Et l’on mesure avec quel sens de l’unité les solistes ont été choisis pour incarner tous ces personnages.
Susanna Branchini (Lady Macbeth)
La Lady Macbeth de Susanna Branchini a, à la fois, des accents complexes et torturés, de belles lignes longues et sombres dans les aigus, une diction incisive, et des couleurs nettement plus confidentielles dans les graves.
Et si elle se ménage dans les suraigus, aux deux premiers actes, elle compose une fascinante scène de somnambulisme tout en nuances et notes filées, comme si son âme s’évanouissait dans la nuit. Au cours de ce dernier passage, l’Orchestre National de France l’accompagne avec une lenteur déchirante qui fait ressortir ce que la musique de Verdi contient en prémisses du futur 3ème acte de ‘Traviata’ composé six ans après sa première version de ‘Macbeth’ (1847).
Son jeu reste parfois empreint de conventions, les notes pointées s’accompagnent d’à-coups physiques, mais un sang bouillonnant coule dans les veines de cette grande artiste italienne aux origines caribéennes, et on le ressent dans les intonations de sa voix.

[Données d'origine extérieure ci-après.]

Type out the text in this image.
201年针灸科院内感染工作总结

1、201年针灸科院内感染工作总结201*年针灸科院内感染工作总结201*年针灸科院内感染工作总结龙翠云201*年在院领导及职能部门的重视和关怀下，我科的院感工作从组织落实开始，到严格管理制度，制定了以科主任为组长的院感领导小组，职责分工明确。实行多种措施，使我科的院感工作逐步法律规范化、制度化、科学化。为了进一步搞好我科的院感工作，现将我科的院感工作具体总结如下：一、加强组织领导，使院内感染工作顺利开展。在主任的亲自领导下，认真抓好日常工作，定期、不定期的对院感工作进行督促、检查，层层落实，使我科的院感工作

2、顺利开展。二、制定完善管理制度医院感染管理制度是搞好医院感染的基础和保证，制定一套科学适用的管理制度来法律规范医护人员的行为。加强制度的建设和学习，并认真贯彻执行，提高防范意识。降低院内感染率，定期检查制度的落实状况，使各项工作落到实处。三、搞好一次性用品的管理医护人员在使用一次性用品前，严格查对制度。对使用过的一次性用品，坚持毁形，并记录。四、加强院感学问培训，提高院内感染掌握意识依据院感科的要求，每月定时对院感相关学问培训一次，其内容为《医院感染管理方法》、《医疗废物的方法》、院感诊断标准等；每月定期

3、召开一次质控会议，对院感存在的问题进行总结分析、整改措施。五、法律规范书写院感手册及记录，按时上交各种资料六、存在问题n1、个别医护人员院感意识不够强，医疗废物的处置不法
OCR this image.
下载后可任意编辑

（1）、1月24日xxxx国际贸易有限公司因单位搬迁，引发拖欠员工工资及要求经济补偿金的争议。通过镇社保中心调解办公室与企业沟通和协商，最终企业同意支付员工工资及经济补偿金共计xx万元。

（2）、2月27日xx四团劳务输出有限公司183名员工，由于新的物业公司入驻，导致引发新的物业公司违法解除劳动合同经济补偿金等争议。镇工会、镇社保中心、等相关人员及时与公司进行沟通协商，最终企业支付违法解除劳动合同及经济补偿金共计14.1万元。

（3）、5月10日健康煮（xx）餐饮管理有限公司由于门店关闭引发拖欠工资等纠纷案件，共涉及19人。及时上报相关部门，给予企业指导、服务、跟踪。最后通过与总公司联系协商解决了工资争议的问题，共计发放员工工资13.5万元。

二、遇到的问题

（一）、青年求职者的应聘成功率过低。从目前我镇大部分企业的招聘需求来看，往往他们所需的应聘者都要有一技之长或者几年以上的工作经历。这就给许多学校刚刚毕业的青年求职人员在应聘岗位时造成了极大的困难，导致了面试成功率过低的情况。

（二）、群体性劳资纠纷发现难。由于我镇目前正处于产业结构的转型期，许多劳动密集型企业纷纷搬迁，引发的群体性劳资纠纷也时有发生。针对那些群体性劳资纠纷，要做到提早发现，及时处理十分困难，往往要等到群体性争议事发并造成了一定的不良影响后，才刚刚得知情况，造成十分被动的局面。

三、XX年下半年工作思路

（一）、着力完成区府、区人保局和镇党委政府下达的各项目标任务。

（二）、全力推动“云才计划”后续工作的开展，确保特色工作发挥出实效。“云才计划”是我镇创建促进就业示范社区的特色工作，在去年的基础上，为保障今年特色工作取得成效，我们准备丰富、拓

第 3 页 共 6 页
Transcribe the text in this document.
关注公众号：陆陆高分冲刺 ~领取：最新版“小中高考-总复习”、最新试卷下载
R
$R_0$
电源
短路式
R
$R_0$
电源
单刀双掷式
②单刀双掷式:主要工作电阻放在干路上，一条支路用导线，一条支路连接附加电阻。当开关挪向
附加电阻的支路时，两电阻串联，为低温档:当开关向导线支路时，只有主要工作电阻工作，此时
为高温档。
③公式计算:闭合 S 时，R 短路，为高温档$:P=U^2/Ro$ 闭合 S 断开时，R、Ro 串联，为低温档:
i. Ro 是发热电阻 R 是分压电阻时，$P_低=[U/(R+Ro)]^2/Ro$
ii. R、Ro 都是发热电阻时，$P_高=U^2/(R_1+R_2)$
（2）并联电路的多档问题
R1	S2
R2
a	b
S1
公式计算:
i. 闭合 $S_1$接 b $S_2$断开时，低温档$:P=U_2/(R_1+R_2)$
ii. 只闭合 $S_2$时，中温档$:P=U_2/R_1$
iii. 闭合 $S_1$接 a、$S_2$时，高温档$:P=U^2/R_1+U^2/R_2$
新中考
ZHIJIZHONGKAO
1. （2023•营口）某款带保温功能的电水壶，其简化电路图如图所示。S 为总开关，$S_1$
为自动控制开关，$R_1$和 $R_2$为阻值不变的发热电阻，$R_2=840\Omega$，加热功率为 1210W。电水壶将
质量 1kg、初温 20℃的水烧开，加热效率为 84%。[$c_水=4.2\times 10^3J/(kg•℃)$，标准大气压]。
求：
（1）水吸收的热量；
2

Roberto Frontali (Macbeth) – scène des sorcières, Acte III
Et le courant passe bien avec son partenaire, Roberto Frontali. Ce baryton clair, dont le timbre rappelle la présence de José Van Dam, exprime des états d’âmes attendrissants que l’on pourrait retrouver dans la figure damnée et paternelle de Rigoletto. Ses déchirements intérieurs le poussent également à prendre des risques en anticipant des attaques – comme celui succédant au ballet des Sylphes – qu’il réussit alors à tenir et amplifier pour laisser le temps à l’orchestre de le rejoindre dans une même communion musicale. Impulsivité, puissance, terreurs maîtrisées, accélérations subites pour ne rien relâcher en tension, ce chanteur est, en effet, un acteur de la musique.
Nettement plus en retrait, et bien qu’il ne fasse de Banco une antre de sonorités inquiétantes, Andrea Mastroni soigne, en revanche, la musicalité de ce rôle souvent confié à des basses volumineuses. Son doux air d’adieu à Fleance, avant de trouver la mort, prend inévitablement une pudeur résignée.
Chœur de Radio France (Ballet des Sylphes)
Quant à Jean-François Borras, au cœur de la forêt de cendres stylisée, il interprète une déploration magnifiquement chantée, dans la même tonalité, quasi-religieuse, du chœur.
Et chacun aura été impressionné par la dimension nobiliaire de Sophie Pondjiclis, qui hisse la Dama di Lady Macbeth au niveau des couleurs vocales de la princesse Eboli (‘Don Carlo’),
Jérémy Duffau (Malcolm) et Patrick Ivorra (Le Médecin) participent, eux-aussi, à l’équilibre de cette composition vocale réussie.
Un Verdi au surnaturel atténué, tourné vers l’intimité et l’enfermement de ses personnages, une pénombre omniprésente et une peinture musicale qui s’approfondit au cours de la soirée, voilà ce que l’on a entendu avec un recueillement presque trop serein face à la tragédie humaine racontée sur scène.
Retransmission de la dernière représentation du samedi 16 mai sur France Musique dès 19h.